Pam Grier remains one of the most under appreciated actresses of all time. While she had no formal training as an actress, Ms. Grier worked at her acting and the results can be seen in both the Showtime series The L-Word and Quentin Tarantino’s 1997 film Jackie Brown. More so, Ms. Grier’s will not to give into critics for her career and film choices.
The time is the late the mid-1970s. Ms. Grier had been knocking around Hollywood since 1967. To her great fortune, she got a job as a secretary in the office of American International Pictures – because being a secretary is better than going hungry.According to Wikipedia:
She is believed to have been discovered by director Jack Hill. who cast her in his women-in-prison films The Big Doll House (1971) and The Big Bird Cage (1972). While under contract at AIP, she became a staple of early 1970s blaxploitation movies, playing big, bold, assertive women, beginning with Jack Hill’s Coffy (1973), in which she plays a nurse who seeks revenge on drug dealers. Her character was advertised in the trailer as the “baddest one-chick hit-squad that ever hit town!”

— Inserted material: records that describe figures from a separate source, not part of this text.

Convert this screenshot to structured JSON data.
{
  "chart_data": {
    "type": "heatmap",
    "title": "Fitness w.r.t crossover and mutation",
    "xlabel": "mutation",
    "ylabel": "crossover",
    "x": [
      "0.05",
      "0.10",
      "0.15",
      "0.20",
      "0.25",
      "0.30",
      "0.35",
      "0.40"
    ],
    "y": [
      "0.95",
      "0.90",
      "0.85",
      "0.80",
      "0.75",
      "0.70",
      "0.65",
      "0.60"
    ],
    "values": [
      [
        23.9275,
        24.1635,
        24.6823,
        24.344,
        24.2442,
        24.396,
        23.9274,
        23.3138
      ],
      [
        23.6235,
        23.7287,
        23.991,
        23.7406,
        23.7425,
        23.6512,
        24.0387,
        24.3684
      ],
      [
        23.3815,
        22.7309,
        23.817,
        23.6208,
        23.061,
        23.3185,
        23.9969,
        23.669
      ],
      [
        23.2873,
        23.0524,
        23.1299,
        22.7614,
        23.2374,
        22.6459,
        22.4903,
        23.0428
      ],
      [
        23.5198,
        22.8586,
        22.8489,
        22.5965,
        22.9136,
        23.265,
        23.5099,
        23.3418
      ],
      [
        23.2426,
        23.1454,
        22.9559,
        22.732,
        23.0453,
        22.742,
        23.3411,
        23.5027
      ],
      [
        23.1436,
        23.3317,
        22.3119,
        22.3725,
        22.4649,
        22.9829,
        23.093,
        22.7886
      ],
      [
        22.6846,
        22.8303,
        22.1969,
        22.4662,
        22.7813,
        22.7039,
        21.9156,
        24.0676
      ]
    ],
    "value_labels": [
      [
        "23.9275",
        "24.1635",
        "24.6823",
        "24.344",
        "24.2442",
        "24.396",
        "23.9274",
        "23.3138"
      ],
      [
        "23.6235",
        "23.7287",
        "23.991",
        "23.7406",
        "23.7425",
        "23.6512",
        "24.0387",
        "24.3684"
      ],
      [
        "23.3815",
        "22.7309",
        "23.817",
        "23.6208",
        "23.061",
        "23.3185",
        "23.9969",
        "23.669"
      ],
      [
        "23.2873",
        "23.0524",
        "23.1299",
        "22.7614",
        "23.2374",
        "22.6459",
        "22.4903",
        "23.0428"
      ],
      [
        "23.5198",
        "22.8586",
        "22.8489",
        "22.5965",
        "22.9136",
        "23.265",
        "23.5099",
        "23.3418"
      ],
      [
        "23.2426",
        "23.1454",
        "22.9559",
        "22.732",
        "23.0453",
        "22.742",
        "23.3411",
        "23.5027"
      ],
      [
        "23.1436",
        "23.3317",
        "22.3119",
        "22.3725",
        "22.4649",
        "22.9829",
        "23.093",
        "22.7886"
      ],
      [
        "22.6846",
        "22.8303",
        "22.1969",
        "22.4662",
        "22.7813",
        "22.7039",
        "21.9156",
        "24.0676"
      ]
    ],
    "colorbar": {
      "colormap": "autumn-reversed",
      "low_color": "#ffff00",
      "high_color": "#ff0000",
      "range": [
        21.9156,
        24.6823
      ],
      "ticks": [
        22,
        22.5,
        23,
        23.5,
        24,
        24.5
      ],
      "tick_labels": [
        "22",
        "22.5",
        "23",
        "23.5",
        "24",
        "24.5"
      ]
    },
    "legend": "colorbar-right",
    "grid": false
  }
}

The tragedy lies in the fact that very few people in the African American community felt happy for Ms. Grier. Sure, she was making a lot of bad films but she was working consistently. Until Pam Grier, there were very few African-African American actresses, much less actors could ever make the same claim.
It wouldn’t be until later in her career that Ms. Grier gain the recognition she quite rightly deserved.
Pam Grier’s movie may not have made have earned her Academy Award consideration but director Quentin Tarantino felt this way about the actress:
“Director Tarantino remarked that she may have been cinema’s first female action star.”
For her part, Ms. Grier definitely was one of the great and talented sex symbols of the 1970s cinema.